Chief executive Tim Sloan, who was promoted to the top job in late 2016 after the scandal exploded, again apologized for the debacle, in which the bank opened as many as 3.5 million potentially phony accounts at a time when executives told Wall Street "cross selling" would boost profits.
Sloan reviewed myriad efforts to compensate affected customers, change payment incentives and better train employees.
"Wells Fargo is a better bank today than it was year ago and in a year it will be a better bank than it is today," he pledged.
The session was a follow-up to a hearing last fall in the same committee at which former chief executive John Stumpf endured bruising questions from senators from both parties and a particularly harsh dressing-down from Massachusetts Democrat Elizabeth Warren, who accused the CEO of "gutless leadership."

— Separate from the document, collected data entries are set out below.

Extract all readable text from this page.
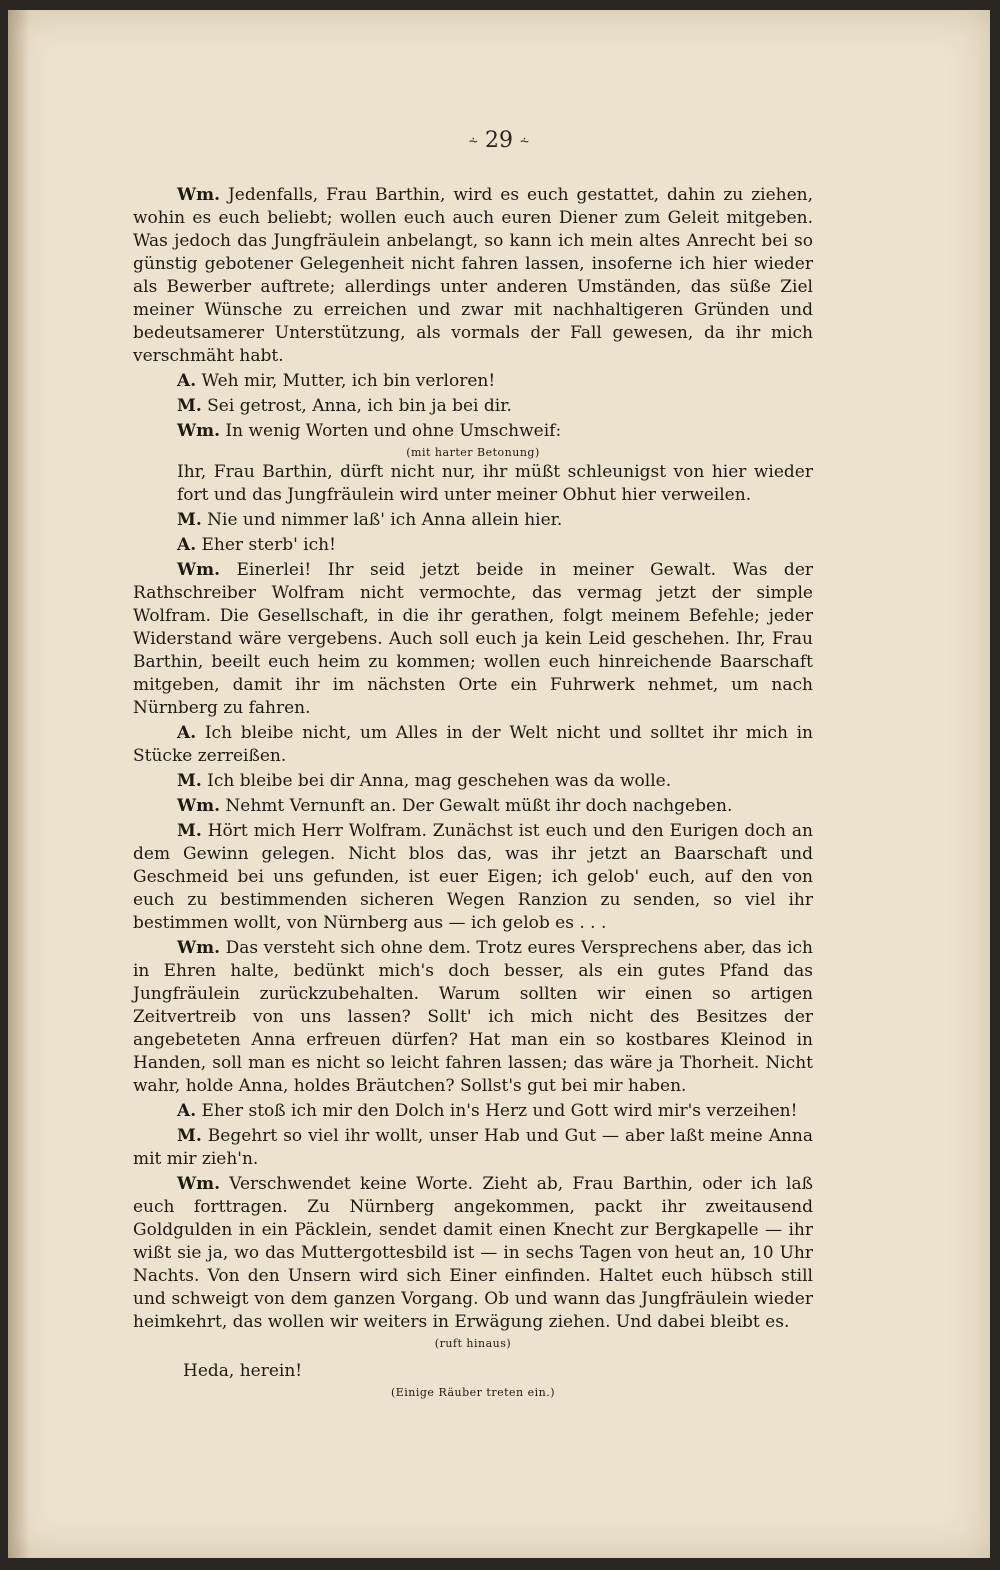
⸞ 29 ⸞

Wm. Jedenfalls, Frau Barthin, wird es euch gestattet, dahin zu ziehen, wohin es euch beliebt; wollen euch auch euren Diener zum Geleit mitgeben. Was jedoch das Jungfräulein anbelangt, so kann ich mein altes Anrecht bei so günstig gebotener Gelegenheit nicht fahren lassen, insoferne ich hier wieder als Bewerber auftrete; allerdings unter anderen Umständen, das süße Ziel meiner Wünsche zu erreichen und zwar mit nachhaltigeren Gründen und bedeutsamerer Unterstützung, als vormals der Fall gewesen, da ihr mich verschmäht habt.

A. Weh mir, Mutter, ich bin verloren!

M. Sei getrost, Anna, ich bin ja bei dir.

Wm. In wenig Worten und ohne Umschweif:

(mit harter Betonung)

Ihr, Frau Barthin, dürft nicht nur, ihr müßt schleunigst von hier wieder fort und das Jungfräulein wird unter meiner Obhut hier verweilen.

M. Nie und nimmer laß' ich Anna allein hier.

A. Eher sterb' ich!

Wm. Einerlei! Ihr seid jetzt beide in meiner Gewalt. Was der Rathschreiber Wolfram nicht vermochte, das vermag jetzt der simple Wolfram. Die Gesellschaft, in die ihr gerathen, folgt meinem Befehle; jeder Widerstand wäre vergebens. Auch soll euch ja kein Leid geschehen. Ihr, Frau Barthin, beeilt euch heim zu kommen; wollen euch hinreichende Baarschaft mitgeben, damit ihr im nächsten Orte ein Fuhrwerk nehmet, um nach Nürnberg zu fahren.

A. Ich bleibe nicht, um Alles in der Welt nicht und solltet ihr mich in Stücke zerreißen.

M. Ich bleibe bei dir Anna, mag geschehen was da wolle.

Wm. Nehmt Vernunft an. Der Gewalt müßt ihr doch nachgeben.

M. Hört mich Herr Wolfram. Zunächst ist euch und den Eurigen doch an dem Gewinn gelegen. Nicht blos das, was ihr jetzt an Baarschaft und Geschmeid bei uns gefunden, ist euer Eigen; ich gelob' euch, auf den von euch zu bestimmenden sicheren Wegen Ranzion zu senden, so viel ihr bestimmen wollt, von Nürnberg aus — ich gelob es . . .

Wm. Das versteht sich ohne dem. Trotz eures Versprechens aber, das ich in Ehren halte, bedünkt mich's doch besser, als ein gutes Pfand das Jungfräulein zurückzubehalten. Warum sollten wir einen so artigen Zeitvertreib von uns lassen? Sollt' ich mich nicht des Besitzes der angebeteten Anna erfreuen dürfen? Hat man ein so kostbares Kleinod in Handen, soll man es nicht so leicht fahren lassen; das wäre ja Thorheit. Nicht wahr, holde Anna, holdes Bräutchen? Sollst's gut bei mir haben.

A. Eher stoß ich mir den Dolch in's Herz und Gott wird mir's verzeihen!

M. Begehrt so viel ihr wollt, unser Hab und Gut — aber laßt meine Anna mit mir zieh'n.

Wm. Verschwendet keine Worte. Zieht ab, Frau Barthin, oder ich laß euch forttragen. Zu Nürnberg angekommen, packt ihr zweitausend Goldgulden in ein Päcklein, sendet damit einen Knecht zur Bergkapelle — ihr wißt sie ja, wo das Muttergottesbild ist — in sechs Tagen von heut an, 10 Uhr Nachts. Von den Unsern wird sich Einer einfinden. Haltet euch hübsch still und schweigt von dem ganzen Vorgang. Ob und wann das Jungfräulein wieder heimkehrt, das wollen wir weiters in Erwägung ziehen. Und dabei bleibt es.

(ruft hinaus)

Heda, herein!

(Einige Räuber treten ein.)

Stumpf stepped down three weeks after the hearing and was replaced by Sloan, a 30-year Wells veteran who served as chief operating officer when the fake accounts scandal broke.
Warren also went hard after Sloan, telling him he "should be fired" for not doing more to investigate and address the problem as signs of the scandal surfaced.
"At best you were incompetent," she said. "At worst you were complicit."
Sloan defended his response, saying the bank took some "incremental" actions early on, but misunderstood the depth of the problem.
"I have made mistakes, I haven't been perfect," he said. "The reason I'm the right person is because I have made change for 30 years."
While some Republican lawmakers also expressed astonishment at the scandal, their questions were generally fairly polite.
But Senator Sherrod Brown lambasted Wells Fargo for forcing consumers in many cases into arbitration, a behind-closed-door process that can keep corporate malfeasance from courtroom exposure and that critics say often leaves consumers paying.
Other Democrats attacked Sloan for outsourcing jobs from the US to the Philippines and for his frequent invocation of Wells Fargo's massive size, which they said implied the bank was too big to regulate. The bank has 70 million customers and employs 270,000.
"So you're too big?" Democratic Senator Brian Schatz of Hawaii said to Sloan's response to a question on why the bank's charter shouldn't be revoked.
"It's only in financial services where people can make such massive errors and there doesn't appear to be any accountability," Schatz said.